So I’ve been on a Google binge. Self-publishing related. I’m having book anxiety. It’s not that it’s not finished, it’s that I need someone to read it. It can’t be someone who knows me, or reads this Tumblr. Complicated. I read this article about ISBN numbers and e-books that totally freaked me out. And THEN I read this other article about how it’s impossible for anyone to know if their own work is finished. Good enough. Ready. And it went on to explain that most people get that wrong, and that the worst thing an unpublished writer can do is self-publish a book that’s not ready. So I’m kind of worried and focusing on cover art right now. Which, apparently, is about as important as what’s actually written on the pages.
Last night I found out that there’s a guy who lives across the street from me who teaches at Smith and is a poet laureate. Maybe he doesn’t have anything to read right now. I should explore that.

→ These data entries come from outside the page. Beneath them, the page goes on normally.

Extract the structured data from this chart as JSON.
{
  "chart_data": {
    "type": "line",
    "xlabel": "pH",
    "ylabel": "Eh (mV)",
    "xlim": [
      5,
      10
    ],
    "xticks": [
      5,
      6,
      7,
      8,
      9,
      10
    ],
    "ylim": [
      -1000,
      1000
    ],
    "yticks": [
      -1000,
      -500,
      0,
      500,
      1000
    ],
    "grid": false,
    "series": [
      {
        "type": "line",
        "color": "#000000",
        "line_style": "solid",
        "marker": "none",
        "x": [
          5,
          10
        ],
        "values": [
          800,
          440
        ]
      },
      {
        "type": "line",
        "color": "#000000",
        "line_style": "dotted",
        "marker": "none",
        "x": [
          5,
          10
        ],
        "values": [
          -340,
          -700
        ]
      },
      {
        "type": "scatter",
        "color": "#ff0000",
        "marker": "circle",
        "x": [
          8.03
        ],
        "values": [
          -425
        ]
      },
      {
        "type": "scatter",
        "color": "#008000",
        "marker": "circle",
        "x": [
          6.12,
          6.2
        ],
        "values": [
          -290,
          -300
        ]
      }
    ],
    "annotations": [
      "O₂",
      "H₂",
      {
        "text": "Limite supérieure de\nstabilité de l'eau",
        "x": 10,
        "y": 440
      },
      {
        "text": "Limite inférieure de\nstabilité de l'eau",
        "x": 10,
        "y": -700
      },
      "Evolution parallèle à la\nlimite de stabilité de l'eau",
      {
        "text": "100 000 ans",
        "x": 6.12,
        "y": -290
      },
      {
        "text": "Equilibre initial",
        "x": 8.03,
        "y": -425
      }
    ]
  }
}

This photo exquisitely reminds me of how wonderful my pregnancy was. This is a few weeks before Bean was born. My friends and family had sent me all kinds of baby clothes from the States, and Cheryl, my housekeeper/grannyminder/babysitter insisted on washing everything (twice!) well before he was even born. So here I am, squinting in the sun, with my big belly and one of my favorite maternity outfits, standing next to the the clothesline full of clothes drying, waiting for a baby I hadn’t met yet.
I had one in Grenada. I don’t have one now. She was more like a housekeeper than a maid. But Grenadians don’t know from “housekeeper”. They say “maid”. So. You know. When in Rome.
Cheryl was a part of our family. My mom made her wedding dress. It was a green and gold dashiki that she sewed without a pattern, but that’s another story.
Cheryl’s primary job responsibility was looking after my grandmother, who had Parkinson’s and required a huge amount of care. My mom, Cheryl and I all shared the work required to keep Grandma healthy and comfortable and it was like a full-time job for each of us.
Cheryl also took care of Bean while I was at work from the first day he was born until we left Grenada two and a half years later. Bean misses her almost as much as he misses his father.